Cinquième branche autonomie : ce que dit – vraiment – le rapport Vachey

Publié le 22 septembre 2020 par Jean-Noël Escudié

Intitulé « La branche autonomie : périmètre, gouvernance et financement », le rapport de Laurent Vachey dresse, en 360 pages, un panorama très complet des enjeux de la future cinquième branche de la sécurité sociale et propose un certain nombre d’orientations. Parmi les enjeux : les actuels écarts territoriaux dans les prestations (APA, PCH…), la complexité des organisations et des parcours. Le rapport propose un élargissement du périmètre actuel des prestations (transfert de l’AEEH, de l’AAH…). La gouvernance locale serait aménagée. Au niveau national, le modèle de la CNSA serait peu ou prou préservé. Sur le financement en revanche, au-delà d’une « palette » de pistes, aucune option n’est privilégiée.

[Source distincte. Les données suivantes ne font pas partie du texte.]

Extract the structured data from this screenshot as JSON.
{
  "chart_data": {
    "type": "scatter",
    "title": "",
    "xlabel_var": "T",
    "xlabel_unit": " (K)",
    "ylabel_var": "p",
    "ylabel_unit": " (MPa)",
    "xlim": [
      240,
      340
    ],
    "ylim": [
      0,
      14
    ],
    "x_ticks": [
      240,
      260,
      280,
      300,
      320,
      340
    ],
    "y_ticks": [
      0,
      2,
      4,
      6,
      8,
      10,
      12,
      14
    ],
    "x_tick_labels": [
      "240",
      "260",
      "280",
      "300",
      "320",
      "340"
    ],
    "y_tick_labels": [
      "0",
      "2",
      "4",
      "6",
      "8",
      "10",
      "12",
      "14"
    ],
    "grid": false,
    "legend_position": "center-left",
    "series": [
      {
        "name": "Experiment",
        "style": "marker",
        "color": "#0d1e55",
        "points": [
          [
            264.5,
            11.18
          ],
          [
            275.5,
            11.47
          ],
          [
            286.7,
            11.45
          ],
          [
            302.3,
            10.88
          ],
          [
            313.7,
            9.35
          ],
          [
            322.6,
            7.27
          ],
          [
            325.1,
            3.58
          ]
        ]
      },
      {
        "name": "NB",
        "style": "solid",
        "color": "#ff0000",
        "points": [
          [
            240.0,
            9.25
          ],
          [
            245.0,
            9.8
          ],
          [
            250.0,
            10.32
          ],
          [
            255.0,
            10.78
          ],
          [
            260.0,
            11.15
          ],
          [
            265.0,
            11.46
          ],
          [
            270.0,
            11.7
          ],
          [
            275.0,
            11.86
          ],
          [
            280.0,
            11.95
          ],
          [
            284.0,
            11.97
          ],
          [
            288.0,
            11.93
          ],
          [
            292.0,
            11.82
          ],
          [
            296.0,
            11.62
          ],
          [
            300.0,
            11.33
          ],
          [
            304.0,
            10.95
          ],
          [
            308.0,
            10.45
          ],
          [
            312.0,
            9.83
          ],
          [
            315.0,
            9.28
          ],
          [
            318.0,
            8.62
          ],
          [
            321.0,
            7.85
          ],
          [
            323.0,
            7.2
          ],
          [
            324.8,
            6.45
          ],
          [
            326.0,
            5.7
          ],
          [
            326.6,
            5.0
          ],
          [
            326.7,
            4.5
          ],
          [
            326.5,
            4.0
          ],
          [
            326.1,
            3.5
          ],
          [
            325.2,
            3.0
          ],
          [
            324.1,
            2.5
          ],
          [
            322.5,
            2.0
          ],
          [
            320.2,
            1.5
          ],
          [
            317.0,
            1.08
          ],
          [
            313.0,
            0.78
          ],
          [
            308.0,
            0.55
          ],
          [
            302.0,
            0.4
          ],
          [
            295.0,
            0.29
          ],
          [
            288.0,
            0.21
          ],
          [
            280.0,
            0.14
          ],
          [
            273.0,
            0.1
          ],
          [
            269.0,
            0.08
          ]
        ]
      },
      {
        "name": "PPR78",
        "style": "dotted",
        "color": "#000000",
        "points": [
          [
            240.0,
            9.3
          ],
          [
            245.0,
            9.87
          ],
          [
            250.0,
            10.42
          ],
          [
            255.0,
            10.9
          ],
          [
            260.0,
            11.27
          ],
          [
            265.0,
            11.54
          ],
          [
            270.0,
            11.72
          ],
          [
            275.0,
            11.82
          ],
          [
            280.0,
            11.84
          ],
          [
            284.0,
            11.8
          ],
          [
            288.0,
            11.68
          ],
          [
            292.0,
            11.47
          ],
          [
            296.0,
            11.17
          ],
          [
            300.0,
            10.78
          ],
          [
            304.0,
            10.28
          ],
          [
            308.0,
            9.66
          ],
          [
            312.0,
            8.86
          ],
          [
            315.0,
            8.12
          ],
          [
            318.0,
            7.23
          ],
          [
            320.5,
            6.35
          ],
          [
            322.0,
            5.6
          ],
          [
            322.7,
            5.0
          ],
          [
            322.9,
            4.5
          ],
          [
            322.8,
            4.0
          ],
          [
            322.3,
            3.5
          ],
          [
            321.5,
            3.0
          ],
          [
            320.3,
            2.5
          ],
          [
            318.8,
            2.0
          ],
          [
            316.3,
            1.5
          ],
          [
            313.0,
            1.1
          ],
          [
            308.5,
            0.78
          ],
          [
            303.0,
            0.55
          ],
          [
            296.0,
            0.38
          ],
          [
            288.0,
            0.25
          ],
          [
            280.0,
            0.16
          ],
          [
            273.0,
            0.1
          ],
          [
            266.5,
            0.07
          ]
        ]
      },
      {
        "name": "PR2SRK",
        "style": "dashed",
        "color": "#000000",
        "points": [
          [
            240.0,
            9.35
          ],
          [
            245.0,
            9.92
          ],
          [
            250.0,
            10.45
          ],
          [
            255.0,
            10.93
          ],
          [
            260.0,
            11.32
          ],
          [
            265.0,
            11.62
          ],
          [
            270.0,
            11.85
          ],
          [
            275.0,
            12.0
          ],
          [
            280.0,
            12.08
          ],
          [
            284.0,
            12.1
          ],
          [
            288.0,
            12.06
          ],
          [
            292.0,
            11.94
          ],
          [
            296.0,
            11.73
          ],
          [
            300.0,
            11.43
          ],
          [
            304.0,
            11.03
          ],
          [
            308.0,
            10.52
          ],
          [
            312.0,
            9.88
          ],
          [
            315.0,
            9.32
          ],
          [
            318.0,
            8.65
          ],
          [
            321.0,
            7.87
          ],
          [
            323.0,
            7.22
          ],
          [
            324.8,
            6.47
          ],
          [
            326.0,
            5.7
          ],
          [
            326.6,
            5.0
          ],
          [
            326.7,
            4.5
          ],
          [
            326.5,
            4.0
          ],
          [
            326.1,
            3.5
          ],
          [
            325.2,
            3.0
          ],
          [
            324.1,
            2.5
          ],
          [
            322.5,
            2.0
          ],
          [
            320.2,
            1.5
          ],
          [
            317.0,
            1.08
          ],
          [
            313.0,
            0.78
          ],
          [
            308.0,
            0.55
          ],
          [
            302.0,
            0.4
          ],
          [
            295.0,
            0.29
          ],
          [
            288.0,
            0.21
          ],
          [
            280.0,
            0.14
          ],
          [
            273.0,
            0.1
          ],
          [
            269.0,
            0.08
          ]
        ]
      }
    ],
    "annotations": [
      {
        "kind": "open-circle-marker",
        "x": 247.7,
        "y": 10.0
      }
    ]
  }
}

Après une annonce – sous forme de fuite – pour le moins maladroite, puisqu’elle a focalisé le débat sur une litanie d’impôts et prélèvements divers susceptibles de financer le cinquième risque (voir notre article du 16 septembre 2020), le rapport de Laurent Vachey, inspecteur général des finances et ancien directeur de la CNSA (Caisse nationale de solidarité pour l’autonomie), sur la création de la cinquième branche, ou branche autonomie, n’est toujours pas diffusé officiellement. Il a pourtant bien été transmis au Parlement, conformément à l’article 5 de la loi du 7 août 2020 relative à la dette sociale et à l’autonomie (voir notre article du 26 août 2020 et nos autres articles ci-dessous). Malgré cela, le rapport Vachey commence à circuler autrement que sous forme de courtes phrases privées de leur contexte. Et il apparaît que le document vaut nettement mieux que l’accueil qui lui a été réservé.

Les écarts territoriaux, premier défi de la cinquième branche

Intitulé « La branche autonomie : périmètre, gouvernance et financement », ce document de 360 pages (dont 280 pages d’annexes) dresse un panorama très complet des enjeux de la cinquième branche et propose un certain nombre d’orientations, même si certains points restent encore en suspens. Le rapport commence ainsi par s’interroger sur le sens que doit prendre aujourd’hui la création d’une cinquième branche de la sécurité sociale, écartée lors de la mise sur pied de la CNSA en 2005. Il ne peut clairement pas s’agir d’une simple transformation juridique. Le rapport met en effet en avant plusieurs enjeux qui devront être pris en compte par cette cinquième branche. Le premier d’entre eux concerne les écarts territoriaux importants sur l’APA (allocation personnalisée d’autonomie), la PCH (prestation de compensation du handicap) et l’AAH (allocation aux adultes handicapés).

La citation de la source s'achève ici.